Which beans to use? Beans with a sweet-nutty flavor like Cranberry (aka Cacahaute beans in Mexico), Flor de Junio, or BayoTake 'em from dried to cooked with our guide


The details

  • Serves: 8
  • Time: 3 hours
  • Cookware: large pot, cast-iron or heavy-bottomed skillet, blender or food processor


    What you’ll need

    • 2 lbs pork shoulder cut into 1-inch pieces
    • Coarse salt and pepper
    • 3 tbsp neutral oil
    • 1 lb dried white or yellow hominy, soaked in water 6-8 hours
    • ½ lb dried beans
    • 5 guajillo chiles, stems and seeds removed
    • 4 ancho chiles, stems and seeds removed
    • 2 chiles de árbol
    • 8 peppercorns
    • 1-½ tsp cumin seeds
    • 2 tbsp dried Mexican oregano
    • 1 onion, peeled and cut in half
    • 4 garlic cloves, peeled
    • 2 bay leaves
    • 3 sprigs fresh thyme
    • Toppings: thinly sliced radishes, thinly sliced cabbage, chile powder, dried Mexican oregano, lime wedges


      Cook the pork: Season pork generously with salt and pepper. Heat 2 tbsp oil in a large pot over medium-high heat. Sear pork in batches until browned on all sides. Transfer to a plate.

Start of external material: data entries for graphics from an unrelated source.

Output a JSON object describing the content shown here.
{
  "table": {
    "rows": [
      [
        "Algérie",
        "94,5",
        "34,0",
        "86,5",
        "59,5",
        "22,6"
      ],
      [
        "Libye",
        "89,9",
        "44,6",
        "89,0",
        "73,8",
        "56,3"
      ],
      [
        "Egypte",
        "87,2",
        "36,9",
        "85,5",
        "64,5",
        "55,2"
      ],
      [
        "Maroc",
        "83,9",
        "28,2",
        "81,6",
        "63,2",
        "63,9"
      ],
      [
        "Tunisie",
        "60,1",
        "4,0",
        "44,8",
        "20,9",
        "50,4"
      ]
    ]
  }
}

      Make the chile mixture:  Heat skillet over high heat. Add chiles and toast until aromatic, 30 seconds per side. Transfer to a small bowl and cover with hot water to soak. Add peppercorns, cumin seeds, and oregano to the skillet and toast until fragrant, ~1 minute. Transfer to a blender. Place remaining onion and garlic cloves on the skillet and cook until charred, ~15 minutes. Add charred onion, garlic, 2 tsp salt, and drained chiles to the blender. Blend to a purée using chile soaking water to thin if necessary. It should be watery.

      Prepare the stew: Add 1 tbsp oil to the large pot used to cook pork (do not wipe clean) over high heat and once hot add the chile sauce. Stir until it turns orange, ~5 minutes. Return pork to pot and stir in drained hominy, beans, and 7 cups water. Simmer, covered, for 1 hour. Uncover and simmer for about 1 to 1-½ hours more until pork, hominy, and beans are tender, adding water as needed if too thick. 

      Serve: Discard bay leaves and thyme and add salt to taste. Ladle into bowls and garnish with radishes, cabbage, chile powder, dried Mexican oregano, and lime.  

      We imagine this with…

      It’s a meal in and of itself, but to make it a dinner party: chips and guacamole with pomegranate seeds; green salad with persimmon, queso fresco, and toasted nuts.


      NOTE: Nixtamalization is the process of soaking dried corn in an alkaline solution, which causes the kernels to swell, improves the nutritional profile, and brings out the flavor. The result: hominy.


      Slightly adapted from Tu Casa Mi Casa: Mexican Recipes for the Home Cook by Enrique Olvera (Phaidon Press, 2019).